County officials have said they would send such alerts in future disasters. County Administrator Sheryl Bratton and Board of Supervisors Chairman James Gore said last week they were not aware of evidence showing the any of the fire deaths were linked to the failure to receive a wireless alert.

Jessica Tunis, 49, said she isn’t sure whether such measures would have saved her mother. Still, she said she wished they were used.

“I think it would have given her more of a chance to get out of her house sooner,” Tunis said an interview.

Tuesday’s meeting gave supervisors a broad platform to weigh in critically on other aspects of the county’s emergency response. The board’s two senior members - Shirlee Zane and David Rabbitt - said county supervisors needed to be more directly involved in the emergency response. Zane faulted county administrative leaders for sidelining elected officials in such cases, saying supervisors were viewed as “a nuisance” at the county’s emergency operations center.

“We’re the ones that have to stand before people,” Zane said. “I can’t tell you how frustrated I am that I’ve had to push against this door for so long and here we are. That needs to change radically.”

Rabbitt called for changes in the way the county runs its emergency operations center, describing it as having an ineffective “bunker mentality.”

“It needs to be blown up and fixed,” Rabbitt said of the county’s emergency operations system. “The idea that we’re not even allowed in the door is ridiculous to say the least.”

Jim Colangelo, the county’s interim fire and emergency services director who presented to the board Tuesday, was receptive to the concerns. He said in an interview he was “absolutely” supportive of giving supervisors a greater role during future emergencies.

“They’ve got a unique experience and ability to communicate with their constituents,” Colangelo said. “One of the things we struggled with early on was getting messages out, and I think we need to utilize the supervisors more on that.”

Zane also took more pointed aim at the county’s failure to use the Wireless Emergency Alerts system to warn the public about the firestorm.

Christopher Helgren, the former emergency manager who was reassigned to a different job earlier this month, has said he chose long before the fires - in 2016 - not to use that system during local disasters. A state review faulted that decision this week, saying it was based on an outdated understanding of the technology.

Bratton, the county administrator, told The Press Democrat last week she didn’t know who had been told of that decision and hadn’t looked into the matter.

“I don’t understand how these decisions were made in terms of what to use and what not to use and where the accountability is,” Zane said. “It should go up the chain of command.”

Zane also criticized the fact that both Helgren and emergency coordinator Zachary Hamill were at an out-of-town conference when the firestorm erupted, two days after the National Weather Service issued a red-flag warning for extreme fire risk over the weekend.

She called their absence “one of the worst tragedies” of the county’s initial response and floated a proposal to require that “essential personnel” not be allowed to leave when red-flag warnings are in place.

The proposal earned an endorsement from Gore, but supervisors took no formal action.
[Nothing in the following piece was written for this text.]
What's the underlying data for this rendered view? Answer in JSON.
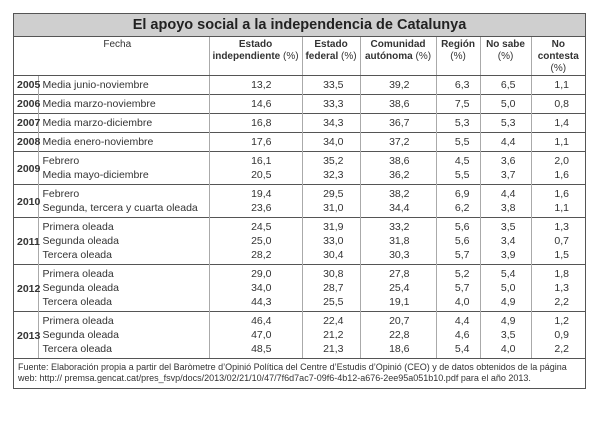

County staff members plan to develop a countywide warning program, with input from the public, emergency responders, city officials and law enforcement.

It would be formally adopted by supervisors at a later date.

“We should treat red-flag warnings the way we treat tornado warnings, the way we treat tsunami warnings,” Supervisor Lynda Hopkins said. “We can’t be asleep at the wheel anymore.”

And that means doing a better job communicating with the public, Hopkins said.